27.7.08

The courtier and the heretic - Matthew Stewart


Fazia algum tempo que não tocava em um livro sobre filosofia e ler The courtier and the heretic (O cortesão e o herege), de Matthew Stewart, foi muito bom. Nele, o autor confronta dois filósofos do século XVII, Leibniz e Spinoza. Sua tese é a de que a filosofia de Leibniz seria uma reação à filosofia do último e que, no fundo, Leibniz seria mais spinozista do que gostaria de admitir.

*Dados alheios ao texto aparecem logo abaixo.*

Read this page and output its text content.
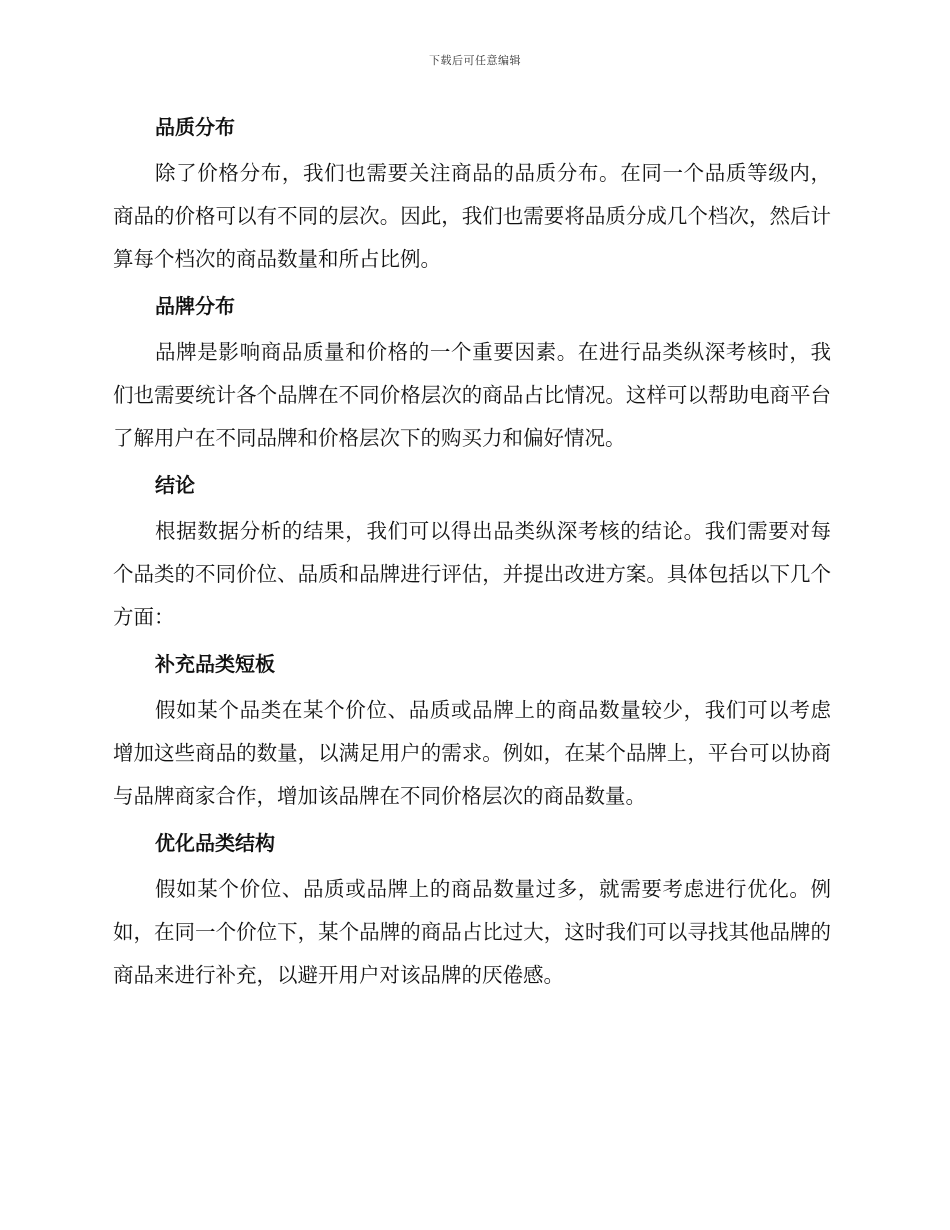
下载后可任意编辑
品质分布

除了价格分布，我们也需要关注商品的品质分布。在同一个品质等级内，商品的价格可以有不同的层次。因此，我们也需要将品质分成几个档次，然后计算每个档次的商品数量和所占比例。

品牌分布

品牌是影响商品质量和价格的一个重要因素。在进行品类纵深考核时，我们也需要统计各个品牌在不同价格层次的商品占比情况。这样可以帮助电商平台了解用户在不同品牌和价格层次下的购买力和偏好情况。

结论

根据数据分析的结果，我们可以得出品类纵深考核的结论。我们需要对每个品类的不同价位、品质和品牌进行评估，并提出改进方案。具体包括以下几个方面：

补充品类短板

假如某个品类在某个价位、品质或品牌上的商品数量较少，我们可以考虑增加这些商品的数量，以满足用户的需求。例如，在某个品牌上，平台可以协商与品牌商家合作，增加该品牌在不同价格层次的商品数量。

优化品类结构

假如某个价位、品质或品牌上的商品数量过多，就需要考虑进行优化。例如，在同一个价位下，某个品牌的商品占比过大，这时我们可以寻找其他品牌的商品来进行补充，以避开用户对该品牌的厌倦感。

Para quem não tem idéia nenhuma de história da filosofia, Spinoza é o “herege” do título. Ele foi excomungado pela comunidade judaica de Amsterdã e sua filosofia acusada de propagar o ateísmo, pois ela afirmava que Deus seria o mesmo que a natureza, ou seja, que não haveria um criador exterior à sua criação e que tudo ocorreria de forma necessária. Bem e mal seriam idéias que surgiriam devido à nossa limitação de seres finitos e, com algum esforço, tudo poderia ser explicado racionalmente. Para Spinoza, pensamento e matéria são a mesma coisa considerada de pontos de vista diferentes. Quando a matéria morre, o pensamento também perece, por isso, a morte seria o ponto final, não haveria paraíso e vida no além. Aquilo que Spinoza considera a felicidade é uma existência dedicada à realização intelectual.

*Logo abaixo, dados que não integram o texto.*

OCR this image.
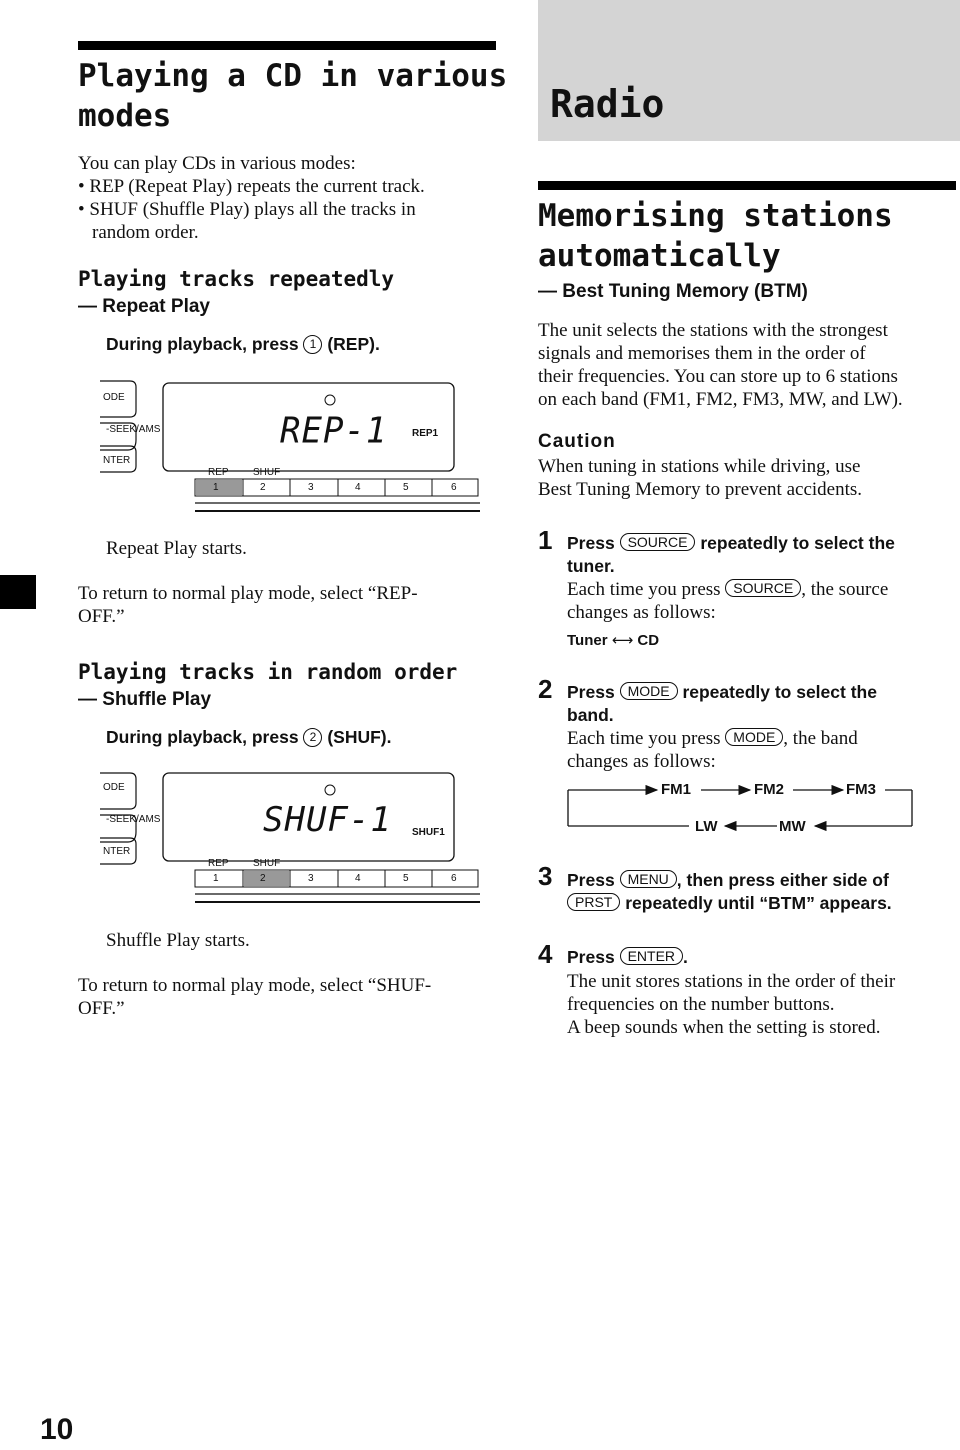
Playing a CD in various
modes
You can play CDs in various modes:
• REP (Repeat Play) repeats the current track.
• SHUF (Shuffle Play) plays all the tracks in
random order.
Playing tracks repeatedly
— Repeat Play
During playback, press 1 (REP).
ODE
-SEEK/AMS
NTER
REP-1 REP1
REP SHUF
1	2	3	4	5	6
Repeat Play starts.
To return to normal play mode, select “REP-
OFF.”
Playing tracks in random order
— Shuffle Play
During playback, press 2 (SHUF).
ODE
-SEEK/AMS
NTER
SHUF-1 SHUF1
REP SHUF
1	2	3	4	5	6
Shuffle Play starts.
To return to normal play mode, select “SHUF-
OFF.”
10
Radio
Memorising stations
automatically
— Best Tuning Memory (BTM)
The unit selects the stations with the strongest
signals and memorises them in the order of
their frequencies. You can store up to 6 stations
on each band (FM1, FM2, FM3, MW, and LW).
Caution
When tuning in stations while driving, use
Best Tuning Memory to prevent accidents.
1 Press SOURCE repeatedly to select the
tuner.
Each time you press SOURCE , the source
changes as follows:
Tuner ⟷ CD
2 Press MODE repeatedly to select the
band.
Each time you press MODE , the band
changes as follows:
FM1	FM2	FM3
MW
LW
3 Press MENU , then press either side of
PRST repeatedly until “BTM” appears.
4 Press ENTER .
The unit stores stations in the order of their
frequencies on the number buttons.
A beep sounds when the setting is stored.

Leibniz, o "cortesão", por sua vez, prega que Deus existe sim e que o mundo no qual vivemos é o melhor dos mundos possíveis porque o criador o escolheu entre um universo de outros mundos possíveis, portanto,  nada poderia ser diferente do que é. Aquilo que os seres humanos chamam de mal é algo relativo, pois, na soma final, sempre haveria mais bem do que mal em nosso mundo.

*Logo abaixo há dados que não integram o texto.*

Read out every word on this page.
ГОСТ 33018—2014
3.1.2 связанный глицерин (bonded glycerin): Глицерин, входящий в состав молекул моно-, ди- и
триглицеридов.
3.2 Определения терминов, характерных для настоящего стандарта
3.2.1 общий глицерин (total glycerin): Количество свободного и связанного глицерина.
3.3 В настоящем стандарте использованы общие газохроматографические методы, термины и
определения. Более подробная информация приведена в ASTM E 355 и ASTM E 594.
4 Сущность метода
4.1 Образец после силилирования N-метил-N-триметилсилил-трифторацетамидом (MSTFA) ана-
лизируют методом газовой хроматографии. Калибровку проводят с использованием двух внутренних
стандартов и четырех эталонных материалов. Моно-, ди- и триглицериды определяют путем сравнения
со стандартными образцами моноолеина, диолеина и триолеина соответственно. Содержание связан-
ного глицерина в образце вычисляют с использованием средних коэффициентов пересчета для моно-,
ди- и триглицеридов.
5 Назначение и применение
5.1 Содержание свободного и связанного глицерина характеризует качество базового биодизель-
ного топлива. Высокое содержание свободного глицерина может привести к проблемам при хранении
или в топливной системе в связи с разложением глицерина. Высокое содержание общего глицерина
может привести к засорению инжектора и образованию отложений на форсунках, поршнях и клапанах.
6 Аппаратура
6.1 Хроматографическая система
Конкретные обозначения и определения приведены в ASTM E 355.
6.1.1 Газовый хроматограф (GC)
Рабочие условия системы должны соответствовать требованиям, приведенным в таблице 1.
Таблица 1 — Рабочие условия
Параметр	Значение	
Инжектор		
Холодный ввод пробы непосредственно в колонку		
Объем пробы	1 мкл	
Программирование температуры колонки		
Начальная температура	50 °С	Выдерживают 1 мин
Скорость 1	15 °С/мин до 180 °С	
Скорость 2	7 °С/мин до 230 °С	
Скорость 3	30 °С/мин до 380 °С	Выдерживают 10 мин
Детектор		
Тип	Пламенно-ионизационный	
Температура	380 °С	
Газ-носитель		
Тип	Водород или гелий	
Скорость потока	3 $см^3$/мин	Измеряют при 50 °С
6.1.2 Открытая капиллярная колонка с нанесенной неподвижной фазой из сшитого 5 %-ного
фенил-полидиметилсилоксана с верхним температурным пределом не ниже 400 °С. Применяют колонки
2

O livro é divertido, muito bem escrito e o autor deixa claro que não aprecia muito Leibniz que a todo momento retrata como alguém extremamente vaidoso e interessado apenas em obter benefícios vendendo suas idéias e planos mirabolantes para os nobres que não se cansa de bajular. Enquanto isso, Spinoza é o retrato da virtude, a verdadeira idéia de filósofo. Ele vivia em quartos alugados e polia lentes durante o dia para pagar suas tigelas de mingau e eventuais canecas de cerveja aguada.

Devo admitir que simpatizo muito com a filosofia de Spinoza, seus textos não primam pelo aspecto literário, mas suas idéias são extremamente sedutoras. Gosto dos filósofos que dizem que o importante é o aqui e o agora, que é preciso engolir a pílula ou jogá-la fora, não dourá-la.

Do final do livro:

“Leibniz foi um homem cujas fraquezas eram tão grandes quanto as suas enormes virtudes. No entanto, foi sua ganância, sua vaidade e, acima de tudo, sua carência insaciável e demasiadamente humana que tornou sua obra tão emblemática. Com a promessa de que a superfície cruel da experiência oculta a mais bela e agradável verdade, um mundo no qual tudo acontece por um motivo e tudo o que ocorre é para o bem geral, o fascinante cortesão de Hanover transformou-se no filósofo do homem comum. Se Spinoza foi o primeiro grande pensador da era moderna, então, talvez Leibniz devesse contar como o primeiro ser humano.

Spinoza, por outro lado, foi marcado desde o início como uma ave rara. Devido à sua estranha auto-suficiência, à sua virtude sobre-humana e ao seu desprezo pela multidão, não poderia ser diferente. No entanto, a mensagem de sua filosofia não é a de que nós conhecemos tudo o que há para conhecer, mas que não há nada que não possa ser conhecido. O ensinamento de Spinoza é o de que não há um mistério impenetrável no mundo, nenhum ‘além’ acessível apenas por alguma revelação ou epifania, nenhuma força oculta capaz de nos julgar ou afirmar, nenhuma verdade secreta sobre tudo. Há apenas um acúmulo lento e contínuo de muitas pequenas verdades e a mais importante dentre elas é que não precisamos esperar nada para sermos felizes neste mundo. Sua filosofia é uma filosofia para filósofos, que são tão raros hoje como no passado.”